Mam nawet jego podpis. Ten dokument to perełka w moich zbiorach i dalszy ciąg historii Władysława. W 1868 roku Bolesławiec w wyniku represji popowstańczych traci prawa miejskie. Co za tym idzie? Upadek ekonomiczny miasta. Władysław prawdopodobnie zaczyna szukać zarobku w innym zawodzie. Składa pismo z prośbą o przyjęcie go do stanu chłopskiego w Popowicach. Prośba i akt notarialny zakupu ziemi. Tu właśnie jest jego podpis oraz dokument z głosowania przedstawicieli wsi. Są to dokumenty z księgi wiejskiej. Brzmi to mniej więcej tak. Owego dnia w wyniku głosowania 22 osoby, spośród 30 mających prawo głosowania, zadecydowały o przyłączeniu Władysława i Bibliany, małżeństwa Głądała do stanu chłopstwa.
I tak Pana przodek został chłopem. Zegar wybija kolejną godzinę. Piękny dźwięk. Czy to pamiątka rodzinna?
Jest w naszej rodzinie od ponad stu lat. Prawdopodobnie pierwszym właścicielem był Jan, rolnik po ojcu Władysławie. Potem zegar przejął Julian, jego syn. Po nim zegar odliczał czas w domu Bolesława, mojego wuja. Po jego śmierci ja go dostałem.

Wróćmy do przodków. O Krystianie, ojcu Władysława, wie Pan niewiele. A Tomasz, który jest na początku drzewa?
Według metryk parafialnych i akt stanu cywilnego pracował jako młynarz w Miodarach, później nagle przenosi się do Gorzowa Śląskiego. Prawdopodobnie był związany z kolonizacją fryderycjańską.

Cóż to takiego?
Akcja przeprowadzona przez Fryderyka Wielkiego na terenie Prus i terenach wcielonych. Tereny mało uprzemysłowione zasiedlał osadnikami między innymi z Polski.

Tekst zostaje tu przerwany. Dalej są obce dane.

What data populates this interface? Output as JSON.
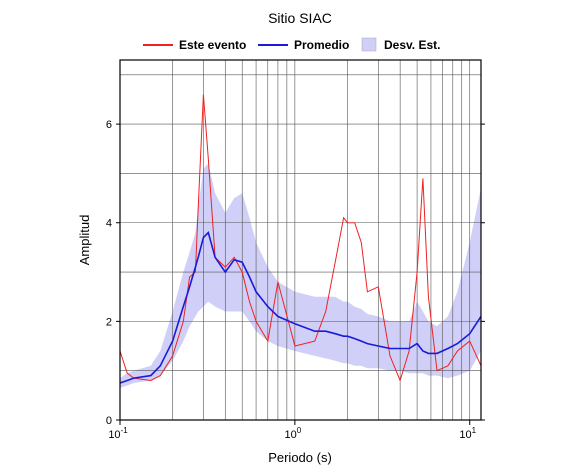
{
  "chart_data": {
    "type": "line",
    "title": "Sitio SIAC",
    "xlabel": "Periodo (s)",
    "ylabel": "Amplitud",
    "xscale": "log",
    "grid": true,
    "xlim": [
      0.1,
      11.6
    ],
    "ylim": [
      0,
      7.3
    ],
    "xticks": [
      {
        "value": 0.1,
        "label": "10",
        "exponent": "-1"
      },
      {
        "value": 1,
        "label": "10",
        "exponent": "0"
      },
      {
        "value": 10,
        "label": "10",
        "exponent": "1"
      }
    ],
    "yticks": [
      0,
      2,
      4,
      6
    ],
    "xgrid": [
      0.2,
      0.3,
      0.4,
      0.5,
      0.6,
      0.7,
      0.8,
      0.9,
      1,
      2,
      3,
      4,
      5,
      6,
      7,
      8,
      9,
      10
    ],
    "ygrid": [
      1,
      2,
      3,
      4,
      5,
      6,
      7
    ],
    "x": [
      0.1,
      0.11,
      0.12,
      0.15,
      0.17,
      0.2,
      0.23,
      0.25,
      0.27,
      0.28,
      0.3,
      0.32,
      0.35,
      0.4,
      0.45,
      0.5,
      0.55,
      0.6,
      0.7,
      0.8,
      1.0,
      1.3,
      1.5,
      1.7,
      1.9,
      2.0,
      2.2,
      2.4,
      2.6,
      3.0,
      3.5,
      4.0,
      4.5,
      5.0,
      5.4,
      5.8,
      6.5,
      7.5,
      8.5,
      10,
      11.6
    ],
    "series": [
      {
        "name": "Este evento",
        "color": "#ee2222",
        "kind": "line",
        "values": [
          1.4,
          0.95,
          0.85,
          0.8,
          0.9,
          1.3,
          2.0,
          2.9,
          3.0,
          4.3,
          6.6,
          5.3,
          3.3,
          3.1,
          3.3,
          3.0,
          2.4,
          2.0,
          1.6,
          2.8,
          1.5,
          1.6,
          2.2,
          3.2,
          4.1,
          4.0,
          4.0,
          3.6,
          2.6,
          2.7,
          1.3,
          0.8,
          1.4,
          3.0,
          4.9,
          2.5,
          1.0,
          1.1,
          1.4,
          1.6,
          1.1
        ]
      },
      {
        "name": "Promedio",
        "color": "#1a1adb",
        "kind": "line",
        "values": [
          0.75,
          0.8,
          0.85,
          0.9,
          1.1,
          1.6,
          2.3,
          2.7,
          3.1,
          3.3,
          3.7,
          3.8,
          3.3,
          3.0,
          3.25,
          3.2,
          2.9,
          2.6,
          2.3,
          2.1,
          1.95,
          1.8,
          1.8,
          1.75,
          1.7,
          1.7,
          1.65,
          1.6,
          1.55,
          1.5,
          1.45,
          1.45,
          1.45,
          1.55,
          1.4,
          1.35,
          1.35,
          1.45,
          1.55,
          1.75,
          2.1
        ]
      },
      {
        "name": "Desv. Est.",
        "color": "#cfcff7",
        "kind": "band",
        "lower": [
          0.65,
          0.7,
          0.75,
          0.8,
          0.9,
          1.2,
          1.6,
          1.9,
          2.1,
          2.2,
          2.3,
          2.4,
          2.3,
          2.2,
          2.2,
          2.2,
          2.0,
          1.8,
          1.6,
          1.5,
          1.4,
          1.3,
          1.25,
          1.2,
          1.15,
          1.15,
          1.1,
          1.1,
          1.05,
          1.05,
          1.0,
          1.0,
          0.95,
          0.95,
          0.95,
          0.9,
          0.9,
          0.85,
          0.9,
          1.0,
          1.4
        ],
        "upper": [
          0.85,
          0.95,
          1.0,
          1.1,
          1.4,
          2.2,
          3.0,
          3.4,
          3.8,
          4.3,
          5.1,
          5.2,
          4.6,
          4.2,
          4.5,
          4.6,
          4.1,
          3.6,
          3.1,
          2.8,
          2.6,
          2.5,
          2.5,
          2.5,
          2.4,
          2.4,
          2.3,
          2.25,
          2.15,
          2.1,
          2.0,
          2.0,
          2.0,
          2.4,
          2.2,
          2.0,
          1.9,
          2.1,
          2.6,
          3.6,
          4.7
        ]
      }
    ]
  }
}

Młynarz, wyrobnik, szewc, rolnik, zegarmistrz i w końcu Pan - historyk. To linia po mieczu, a rodzina po kądzieli?
Tu już pracuję trochę inaczej. W pierwszym przypadku szedłem na ilość. Pierwsze drzewo i początek zabawy. Dążenie do tego, aby znalazło się na nim jak najwięcej osób. Teraz skupiłem się bardziej na ich życiu.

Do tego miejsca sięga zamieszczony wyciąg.